Despite the promising results, this study has limitations that open avenues for future research. The primary limitation lies in the current two-stage implementation of SPE, which relies on LightGBM. While LightGBM is efficient, as a tree-based method, it naturally favors SNPs with strong main effects, potentially filtering out loci that are critical only within complex, high-order interaction networks but have weak individual effects (Strobl et al., 2008). This implies that the current bias is directed towards capturing additive genetic signals, potentially under-representing complex non-additive (e.g., epistatic) variations. This motivates the future exploration of end-to-end differentiable frameworks to overcome this feature selection bottleneck. Another consideration is the computational cost. We conducted a detailed analysis of training time versus performance (Supplementary Table S7). Although GViT-GP requires more training time (1.63 h) compared to traditional methods (e.g., 1 min for LightGBM), this increase is negligible in the context of practical breeding cycles, which span months or years. The additional computational overhead is a justifiable one-time offline investment that yields significant improvements in predictive accuracy. To further address these demands, future optimization efforts could explore efficient attention variants (e.g., Perceiver or Linear Attention) or model distillation techniques to facilitate rapid deployment.

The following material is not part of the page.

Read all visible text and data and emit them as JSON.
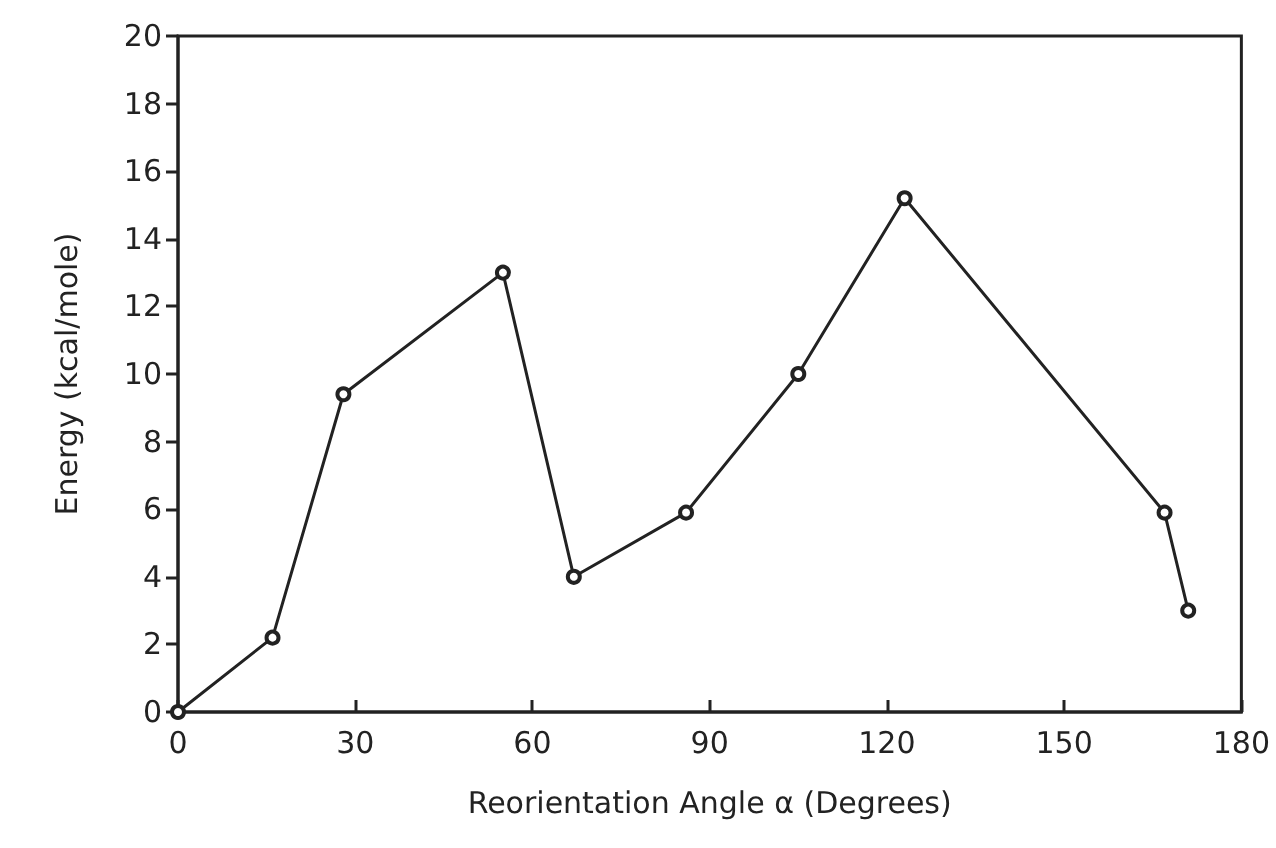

In conclusion, the GViT-GP architecture offers an effective approach to adapting Vision Transformers for genomic prediction. By integrating a SPE strategy and a GRM-informed inductive bias, it presents a robust framework for modeling quantitative traits. The consistent performance observed across diverse species, combined with the demonstrated cross-population generalization and biological interpretability, highlights the potential of GViT-GP as a promising tool to support modern digital breeding programs.